Enter identity-based advertising. Its champions aim to solve that issue by using a master identification profile for each person they want to message. In other words, they identify you regardless of which device you’re using. A lot of people are creeped out by this. Don’t be. It’s all anonymous. It’s not you, it’s profile 123409wer09lk. The underlying technology that makes it possible is known as a cross-device graph. The graph uses a mix of deterministic and probabilistic matching to tie all of those piecemeal identities into one master profile.
From the advertiser standpoint, that opens up a world of opportunity, including the ability to sequential message consumers regardless of the devices they’re on. However, before you invest your advertising spend on them let’s take a look at what you should be looking for to evaluate these companies.
A lot of those companies will tout a high level of accuracy as a part of their sales pitch. Often, you’ll hear rates as high as 97 percent accurate. That sounds pretty great, right? Don’t get too excited. It’s misleading and only gives you a sliver of the picture. Accuracy is a measure of how often the cross-device graph correctly identifies whether a device belongs to an individual. In other words, if every single device “company A” encounters are classified as not belonging to any person, then it would be 100 percent accurate. That’s a pretty useless CDG.
In order to understand how accurate a device graph is, you need to dig way back into your memory from stats class to pull out a confusion matrix. A confusion matrix, for those of you who don’t remember, is a series of measurements including misclassification rate, true positive rate, false positive rates, etc.
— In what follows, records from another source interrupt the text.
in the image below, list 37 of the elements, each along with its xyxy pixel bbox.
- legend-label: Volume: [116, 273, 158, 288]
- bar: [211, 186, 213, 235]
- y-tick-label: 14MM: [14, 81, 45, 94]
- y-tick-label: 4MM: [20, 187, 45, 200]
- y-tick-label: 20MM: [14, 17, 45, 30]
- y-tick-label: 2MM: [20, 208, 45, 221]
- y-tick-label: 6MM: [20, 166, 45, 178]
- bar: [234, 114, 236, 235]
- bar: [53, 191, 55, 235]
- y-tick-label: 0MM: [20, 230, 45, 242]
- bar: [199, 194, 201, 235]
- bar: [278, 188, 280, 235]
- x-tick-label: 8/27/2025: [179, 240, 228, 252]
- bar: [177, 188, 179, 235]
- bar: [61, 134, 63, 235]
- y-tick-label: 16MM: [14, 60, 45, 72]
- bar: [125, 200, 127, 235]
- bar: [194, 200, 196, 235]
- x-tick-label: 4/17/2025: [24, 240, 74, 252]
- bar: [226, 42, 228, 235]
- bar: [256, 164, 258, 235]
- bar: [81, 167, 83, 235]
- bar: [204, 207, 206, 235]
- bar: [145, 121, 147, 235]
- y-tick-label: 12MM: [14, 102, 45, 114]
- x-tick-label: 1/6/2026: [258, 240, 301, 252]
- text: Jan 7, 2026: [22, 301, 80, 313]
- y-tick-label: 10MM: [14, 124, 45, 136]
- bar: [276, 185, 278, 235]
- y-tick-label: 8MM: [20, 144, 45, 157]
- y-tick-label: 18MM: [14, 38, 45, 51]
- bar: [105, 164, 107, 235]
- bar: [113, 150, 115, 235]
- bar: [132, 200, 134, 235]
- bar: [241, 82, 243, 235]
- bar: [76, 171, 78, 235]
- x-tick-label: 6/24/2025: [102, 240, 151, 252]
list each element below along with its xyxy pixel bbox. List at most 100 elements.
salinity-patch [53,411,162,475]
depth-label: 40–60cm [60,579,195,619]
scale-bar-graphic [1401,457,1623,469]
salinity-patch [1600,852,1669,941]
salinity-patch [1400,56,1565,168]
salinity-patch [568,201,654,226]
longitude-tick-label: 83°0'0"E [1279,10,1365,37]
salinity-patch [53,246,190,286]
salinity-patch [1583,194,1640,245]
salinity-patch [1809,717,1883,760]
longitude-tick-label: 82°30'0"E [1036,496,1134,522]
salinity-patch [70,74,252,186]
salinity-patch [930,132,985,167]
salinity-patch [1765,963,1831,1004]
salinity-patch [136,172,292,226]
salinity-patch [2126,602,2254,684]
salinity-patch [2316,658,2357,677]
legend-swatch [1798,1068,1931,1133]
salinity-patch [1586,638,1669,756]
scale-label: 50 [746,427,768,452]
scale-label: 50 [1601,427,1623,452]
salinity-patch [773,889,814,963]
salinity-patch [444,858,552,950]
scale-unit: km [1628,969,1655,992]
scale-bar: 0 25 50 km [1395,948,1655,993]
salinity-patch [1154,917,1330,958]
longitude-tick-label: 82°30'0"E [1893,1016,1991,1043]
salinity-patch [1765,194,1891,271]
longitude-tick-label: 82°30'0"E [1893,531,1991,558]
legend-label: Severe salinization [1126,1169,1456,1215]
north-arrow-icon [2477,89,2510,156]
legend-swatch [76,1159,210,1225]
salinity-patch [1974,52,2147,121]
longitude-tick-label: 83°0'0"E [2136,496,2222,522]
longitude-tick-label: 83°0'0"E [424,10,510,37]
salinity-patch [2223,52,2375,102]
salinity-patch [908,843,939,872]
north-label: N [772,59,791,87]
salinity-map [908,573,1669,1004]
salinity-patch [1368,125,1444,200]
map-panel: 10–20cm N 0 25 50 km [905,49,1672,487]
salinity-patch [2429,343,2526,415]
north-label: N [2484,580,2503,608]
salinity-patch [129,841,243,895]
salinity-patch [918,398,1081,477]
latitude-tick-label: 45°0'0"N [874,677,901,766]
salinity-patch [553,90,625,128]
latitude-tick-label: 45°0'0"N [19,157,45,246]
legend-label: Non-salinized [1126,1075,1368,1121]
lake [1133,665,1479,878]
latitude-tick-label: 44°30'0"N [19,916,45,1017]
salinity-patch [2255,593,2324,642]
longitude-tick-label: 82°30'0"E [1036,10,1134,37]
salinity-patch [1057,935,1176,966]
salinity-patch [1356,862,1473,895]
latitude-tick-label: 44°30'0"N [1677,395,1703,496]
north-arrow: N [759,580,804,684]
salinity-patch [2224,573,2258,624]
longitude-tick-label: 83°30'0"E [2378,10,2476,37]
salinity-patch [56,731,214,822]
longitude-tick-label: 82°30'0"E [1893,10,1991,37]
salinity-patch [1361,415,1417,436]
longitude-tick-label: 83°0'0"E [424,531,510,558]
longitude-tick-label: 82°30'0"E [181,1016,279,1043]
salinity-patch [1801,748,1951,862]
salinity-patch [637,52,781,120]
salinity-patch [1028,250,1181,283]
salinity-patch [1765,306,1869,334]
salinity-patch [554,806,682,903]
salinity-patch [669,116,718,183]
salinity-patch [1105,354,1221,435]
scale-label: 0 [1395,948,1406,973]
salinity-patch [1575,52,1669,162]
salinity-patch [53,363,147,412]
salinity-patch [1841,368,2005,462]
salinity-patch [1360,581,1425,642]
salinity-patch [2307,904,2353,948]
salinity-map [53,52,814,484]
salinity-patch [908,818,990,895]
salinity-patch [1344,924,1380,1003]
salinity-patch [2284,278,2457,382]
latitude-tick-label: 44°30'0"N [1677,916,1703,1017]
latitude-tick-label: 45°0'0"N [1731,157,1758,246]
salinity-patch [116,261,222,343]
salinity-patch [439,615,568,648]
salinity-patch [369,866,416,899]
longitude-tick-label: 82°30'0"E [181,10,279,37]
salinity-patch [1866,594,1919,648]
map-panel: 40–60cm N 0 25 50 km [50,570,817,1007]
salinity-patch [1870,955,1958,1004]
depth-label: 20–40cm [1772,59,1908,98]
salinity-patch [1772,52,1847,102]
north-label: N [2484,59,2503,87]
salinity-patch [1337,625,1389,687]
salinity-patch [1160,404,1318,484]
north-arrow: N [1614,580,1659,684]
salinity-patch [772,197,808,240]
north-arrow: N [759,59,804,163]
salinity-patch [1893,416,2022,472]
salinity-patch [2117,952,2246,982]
The value of that is it informs you of the efficacy of the graph by unveiling how often the device graph is wrong, how precise is it, how often devices are actually matched to a master profile, etc.
Doing that will give you a better idea whether the sales pitch is smoke and mirrors. Don’t expect the results to be perfect. They won’t be, but it will give you a more representative picture of how well the device graph works compared to “97 percent accuracy.”